La question de la protection des minorités sexuelles est ambivalente. Presque autant de Suisses s’estiment prêts à faire des compromis qu’à ne pas en faire. Toutefois, la part de celles et ceux qui ne montrent pas de volonté claire de faire des compromis est ici très élevée (près de 49 %).

Les facteurs d’influence

Notre analyse montre qu’un certain nombre de facteurs augmentent la volonté d’une personne de faire un compromis politique. Il s’agit notamment de la valorisation des échanges avec des personnes qui pensent différemment, de la satisfaction face à la démocratie, de l’engagement bénévole, des activités politiques, d’une confiance accrue envers ses semblables, les médias et le gouvernement, ainsi que d’une préférence pour les Verts, les Vert’libéraux ou le PS.

La polarisation affective par rapport à des personnes ayant des opinions politiques différentes sur des questions de fond et par rapport à des personnes qui votent pour d’autres partis, ainsi qu’une préférence pour l’UDC, réduisent la volonté d’une personne de faire des compromis politiques.  

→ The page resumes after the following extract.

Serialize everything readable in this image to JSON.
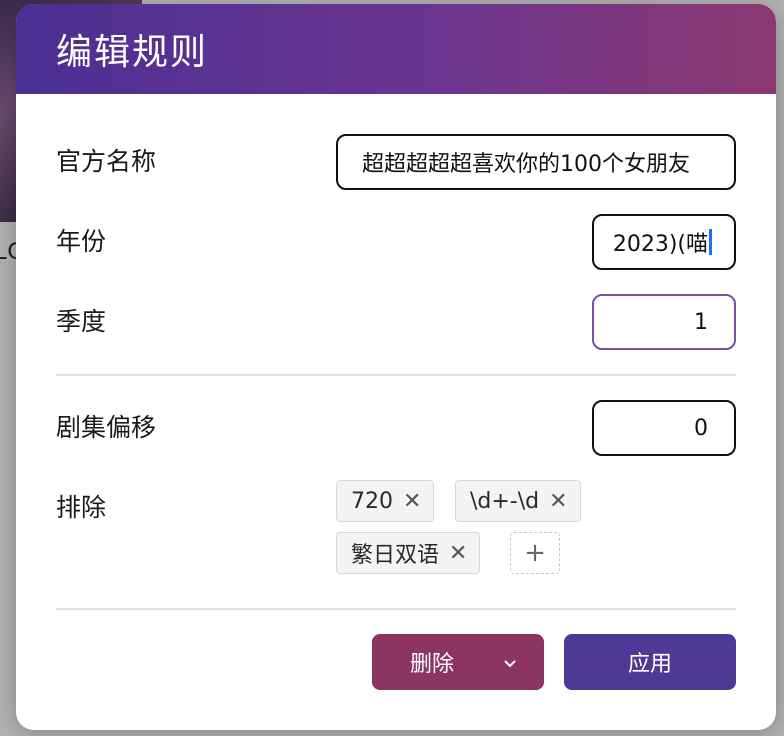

Les démocraties ont besoin de nous

Polarisation affective

Le degré de polarisation affective individuelle a une influence négative évidente sur trois attitudes démocratiques centrales: celle-ci affaiblit la volonté de compromis, augmente la volonté d’exclure du discours et des élections le parti le moins populaire et réduit la probabilité qu’une personne considère comme utile d’échanger avec des personnes qui pensent différemment.

Engagement personnel

Notre analyse montre que l’engagement bénévole, l’activité politique ainsi qu’un intérêt politique accru renforcent la volonté de compromis et augmentent la probabilité d’accorder une grande importance aux échanges avec des personnes qui pensent différemment.

La première partie de l’étude nous apprend en outre que l’engagement bénévole réduit la polarisation affective politique. L’engagement bénévole nous permet accessoirement d’échanger aussi avec des personnes qui vivent d’autres réalités et ayant d’autres idées politiques. Il est donc prouvé que l’engagement bénévole a de nombreux effets positifs.

Pour la prospérité à long terme de la démocratie, il est donc essentiel que l’engagement bénévole et politique ne devienne pas le privilège des personnes bénéficiant d’une bonne formation. Les responsables politiques et les entreprises sont tenus de créer des incitations, des marges de manœuvre et de réduire les obstacles afin que davantage de personnes puissent s’engager.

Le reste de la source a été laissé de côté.